Aller au contenu

Page:Clemenceau - Au soir de la pensée, 1927, Tome 2.djvu/186

La bibliothèque libre.
Le texte de cette page a été corrigé et est conforme au fac-similé.
181
l’évolution

Les néo-lamarckiens, les néo-darwiniens, au nom des conceptions de leurs maîtres, peuvent continuer d’échanger des critiques superficielles ou profondes. Gardons-nous de nous en plaindre. La science ne peut qu’y gagner. Il faut dire, toutefois, que des disciples très distingués, mais n’ayant pas toujours l’illumination des maîtres, sont exposés à se perdre en des chemins si laborieux.

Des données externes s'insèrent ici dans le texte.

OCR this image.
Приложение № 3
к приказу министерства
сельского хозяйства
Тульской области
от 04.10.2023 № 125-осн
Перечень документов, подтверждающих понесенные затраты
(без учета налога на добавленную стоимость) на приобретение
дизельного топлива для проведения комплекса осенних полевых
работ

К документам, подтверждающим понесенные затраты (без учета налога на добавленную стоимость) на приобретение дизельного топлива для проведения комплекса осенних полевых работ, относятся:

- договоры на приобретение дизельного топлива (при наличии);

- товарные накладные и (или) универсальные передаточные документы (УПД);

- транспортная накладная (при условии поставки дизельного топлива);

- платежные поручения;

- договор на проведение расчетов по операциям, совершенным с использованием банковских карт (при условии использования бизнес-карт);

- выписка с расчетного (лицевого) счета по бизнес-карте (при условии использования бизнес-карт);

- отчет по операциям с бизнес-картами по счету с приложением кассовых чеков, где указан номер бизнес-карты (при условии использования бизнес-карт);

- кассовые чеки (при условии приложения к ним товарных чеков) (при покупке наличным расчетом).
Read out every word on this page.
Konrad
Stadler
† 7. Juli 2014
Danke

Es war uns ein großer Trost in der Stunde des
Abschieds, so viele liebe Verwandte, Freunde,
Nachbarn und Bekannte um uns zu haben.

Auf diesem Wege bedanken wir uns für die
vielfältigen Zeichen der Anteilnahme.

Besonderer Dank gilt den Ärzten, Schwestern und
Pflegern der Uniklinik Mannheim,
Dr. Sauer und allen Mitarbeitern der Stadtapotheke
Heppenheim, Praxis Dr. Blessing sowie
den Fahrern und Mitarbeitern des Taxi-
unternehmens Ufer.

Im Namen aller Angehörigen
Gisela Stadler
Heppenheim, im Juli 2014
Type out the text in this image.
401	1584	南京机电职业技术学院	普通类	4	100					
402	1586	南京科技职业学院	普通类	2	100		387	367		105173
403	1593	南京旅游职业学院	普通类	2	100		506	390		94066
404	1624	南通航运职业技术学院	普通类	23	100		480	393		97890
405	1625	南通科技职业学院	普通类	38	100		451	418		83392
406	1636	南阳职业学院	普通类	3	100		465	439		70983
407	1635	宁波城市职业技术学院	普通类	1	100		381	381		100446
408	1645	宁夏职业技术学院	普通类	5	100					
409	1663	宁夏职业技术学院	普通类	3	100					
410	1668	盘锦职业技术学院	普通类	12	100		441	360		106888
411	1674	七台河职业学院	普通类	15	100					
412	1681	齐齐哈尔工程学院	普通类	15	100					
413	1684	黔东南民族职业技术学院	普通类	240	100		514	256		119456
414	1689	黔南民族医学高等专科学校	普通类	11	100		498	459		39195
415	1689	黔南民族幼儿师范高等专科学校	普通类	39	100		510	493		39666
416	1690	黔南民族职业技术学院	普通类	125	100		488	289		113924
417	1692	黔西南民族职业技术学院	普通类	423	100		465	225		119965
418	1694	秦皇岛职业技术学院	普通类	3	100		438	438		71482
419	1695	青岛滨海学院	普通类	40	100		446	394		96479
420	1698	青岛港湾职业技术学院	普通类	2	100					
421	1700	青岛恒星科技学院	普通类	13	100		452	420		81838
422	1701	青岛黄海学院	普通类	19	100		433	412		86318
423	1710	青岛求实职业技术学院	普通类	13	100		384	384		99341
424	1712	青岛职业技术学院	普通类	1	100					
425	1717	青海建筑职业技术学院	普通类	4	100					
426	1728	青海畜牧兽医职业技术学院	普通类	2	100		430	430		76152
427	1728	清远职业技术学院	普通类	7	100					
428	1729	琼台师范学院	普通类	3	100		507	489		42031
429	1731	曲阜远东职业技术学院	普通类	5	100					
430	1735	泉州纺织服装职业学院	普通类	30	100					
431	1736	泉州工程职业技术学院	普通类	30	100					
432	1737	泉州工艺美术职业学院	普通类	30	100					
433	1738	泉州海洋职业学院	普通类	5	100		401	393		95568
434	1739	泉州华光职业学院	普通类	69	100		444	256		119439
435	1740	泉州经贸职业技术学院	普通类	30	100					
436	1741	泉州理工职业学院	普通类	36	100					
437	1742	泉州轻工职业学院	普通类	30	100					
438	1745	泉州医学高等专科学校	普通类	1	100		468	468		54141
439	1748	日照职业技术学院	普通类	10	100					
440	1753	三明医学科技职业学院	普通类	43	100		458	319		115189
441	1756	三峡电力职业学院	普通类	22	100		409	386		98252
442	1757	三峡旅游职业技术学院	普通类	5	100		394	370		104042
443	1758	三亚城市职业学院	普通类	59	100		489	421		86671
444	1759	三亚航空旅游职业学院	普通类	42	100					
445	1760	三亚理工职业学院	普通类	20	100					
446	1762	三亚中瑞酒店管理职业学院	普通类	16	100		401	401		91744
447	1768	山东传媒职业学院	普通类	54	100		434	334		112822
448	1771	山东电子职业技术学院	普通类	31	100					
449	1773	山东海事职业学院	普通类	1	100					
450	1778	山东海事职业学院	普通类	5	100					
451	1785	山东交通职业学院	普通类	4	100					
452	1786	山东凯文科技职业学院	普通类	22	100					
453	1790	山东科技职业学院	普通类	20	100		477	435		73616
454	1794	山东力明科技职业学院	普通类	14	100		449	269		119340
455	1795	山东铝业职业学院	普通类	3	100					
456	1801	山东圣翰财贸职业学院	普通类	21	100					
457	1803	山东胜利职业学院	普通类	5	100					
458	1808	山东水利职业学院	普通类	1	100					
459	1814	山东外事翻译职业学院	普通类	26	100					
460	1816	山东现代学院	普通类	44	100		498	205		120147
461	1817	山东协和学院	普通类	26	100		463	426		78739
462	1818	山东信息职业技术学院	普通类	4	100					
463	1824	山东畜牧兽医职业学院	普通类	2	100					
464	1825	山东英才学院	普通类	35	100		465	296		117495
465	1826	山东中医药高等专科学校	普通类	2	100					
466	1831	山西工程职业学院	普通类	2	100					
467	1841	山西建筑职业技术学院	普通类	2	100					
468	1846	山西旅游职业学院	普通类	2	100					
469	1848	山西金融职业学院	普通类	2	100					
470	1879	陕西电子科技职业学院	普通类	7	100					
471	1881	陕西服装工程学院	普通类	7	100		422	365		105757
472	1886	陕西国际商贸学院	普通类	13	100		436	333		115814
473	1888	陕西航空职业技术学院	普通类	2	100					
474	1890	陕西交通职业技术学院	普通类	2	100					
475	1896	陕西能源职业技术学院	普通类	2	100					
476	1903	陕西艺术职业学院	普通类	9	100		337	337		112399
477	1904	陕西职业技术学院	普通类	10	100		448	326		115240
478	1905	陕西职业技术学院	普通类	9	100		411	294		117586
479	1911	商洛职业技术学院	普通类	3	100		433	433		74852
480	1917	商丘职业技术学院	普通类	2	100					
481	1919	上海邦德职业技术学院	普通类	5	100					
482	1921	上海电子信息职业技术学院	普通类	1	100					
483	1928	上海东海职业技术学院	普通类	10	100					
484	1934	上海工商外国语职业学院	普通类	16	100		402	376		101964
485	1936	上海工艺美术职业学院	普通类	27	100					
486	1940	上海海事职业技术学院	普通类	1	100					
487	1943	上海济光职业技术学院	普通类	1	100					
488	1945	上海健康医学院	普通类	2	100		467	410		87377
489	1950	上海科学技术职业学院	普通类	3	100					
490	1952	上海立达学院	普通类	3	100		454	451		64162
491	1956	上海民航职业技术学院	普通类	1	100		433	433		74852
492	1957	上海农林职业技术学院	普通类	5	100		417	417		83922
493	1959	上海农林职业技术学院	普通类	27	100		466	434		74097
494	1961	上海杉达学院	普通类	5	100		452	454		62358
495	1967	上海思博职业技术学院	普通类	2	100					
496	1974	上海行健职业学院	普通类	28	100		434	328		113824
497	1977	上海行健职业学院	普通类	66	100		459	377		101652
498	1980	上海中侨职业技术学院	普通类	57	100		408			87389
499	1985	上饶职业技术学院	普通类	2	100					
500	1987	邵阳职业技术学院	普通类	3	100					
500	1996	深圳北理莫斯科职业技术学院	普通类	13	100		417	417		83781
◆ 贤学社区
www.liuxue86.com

Pour ce qui est de la variation susceptible de produire la transformation proprement dite d’une espèce en une autre, de Vries a pu saisir le phénomène au passage, et Jacques Lœb n’hésite pas « à rapprocher cette découverte des expériences de Rutherford, de Soddy, de Ramsay sur la transformation des éléments chimiques… De Vries a découvert que si on cultive les graines d’une plante nommée œnothera lamarckiana, un petit nombre de ces graines produisent des espèces nouvelles « qui se distinguent de la plante mère par des caractères bien déterminés ». Le fait essentiel est que les graines de ces nouvelles espèces se reproduisent toujours, mais ne reproduisent pas nécessairement la forme primitive. Cette découverte a modifié la conception transformiste en montrant que « des formes nouvelles peuvent se produire brusquement — et non toujours par une série de variations insensibles, comme l’avaient admis Wallace et Darwin[1] ». C’est ce que de Vries a appelé « mutation brusque », Ainsi, un nouveau champ de discussion s’est profitablement offert, mais j’avoue qu’à mes yeux le temps ne fait rien à l’affaire puisqu’il n’est qu’un échelon de notre subjectivité. Il y a des mutations brusques, il y en a d’insensibles. Nous avons pu saisir la mutation : c’est le principal. En résumé, le transformisme ne peut être que l’effet des composantes de l’hérédité conservatrice, et de-l’activité élémentaire d’évolution.

On peut décrire la cellule comme on a décrit l’atome, car elle est quelque chose comme l’atome organique, auquel la membrane protoplasmique, le noyau, le protoplasma, surtout, font, par l’osmose, des conditions d’activité particulière dans une complexité où se réalise la vie de l’organe. J’ai pu noter rapidement les activités de l’atome. Je n’en saurais faire autant pour la cellule, le noyau ou le protoplasma qui m’entraîneraient trop

  1. Jacques Lœb. Le Dynamisme des phénomènes de la vie.